Quella tra Giuliano, Gregorio e Apollinare non fu una semplice disputa di intellettuali, ma una vera guerra di propaganda. Ognuno scagliava i propri versi come dardi: Giuliano per esaltare gli dèi antichi, Gregorio per difendere la fede cristiana, Apollinare per mostrare che il cristianesimo non era culturalmente inferiore.

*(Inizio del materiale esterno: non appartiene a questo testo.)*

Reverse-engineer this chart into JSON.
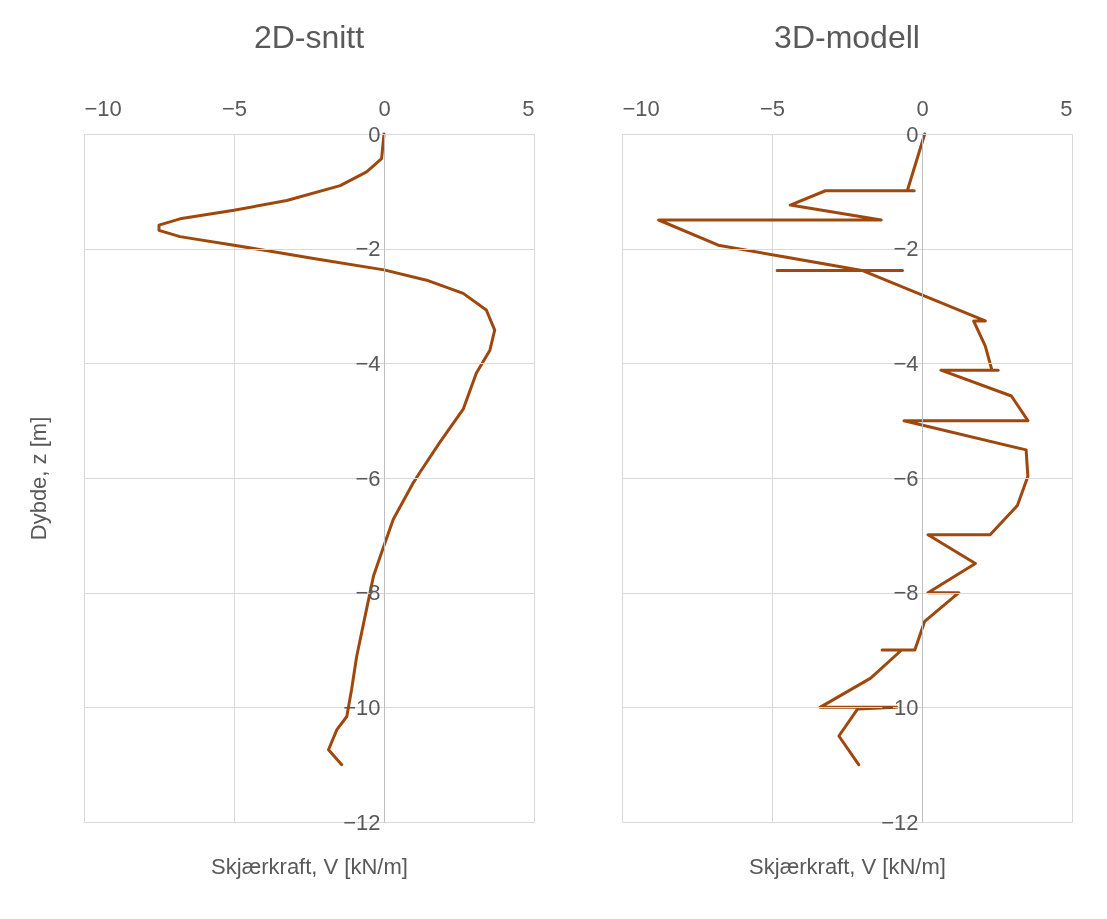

La morte precoce di Giuliano, nel 363, impedì la restaurazione del paganesimo. I suoi inni e satire rimasero come curiosità letterarie, mentre la poesia di Gregorio continua a nutrire la spiritualità e la teologia. La poetessa Cristina Campo, grande amante della Messa in latino, diede un contributo significativo alla letteratura cristiana traducendo le sue poesie. Apollinare, pur finendo su strade dottrinali sbagliate e venendo scomunicato come eretico, lasciò comunque un segno importante in quella stagione, sebbene le sue opere poetiche siano state smarrite. Oggigiorno, ancora, è importante che gli artisti cattolici continuino a dipingere e comporre opere letterarie per mostrare l’elevatezza morale ed estetica della Chiesa.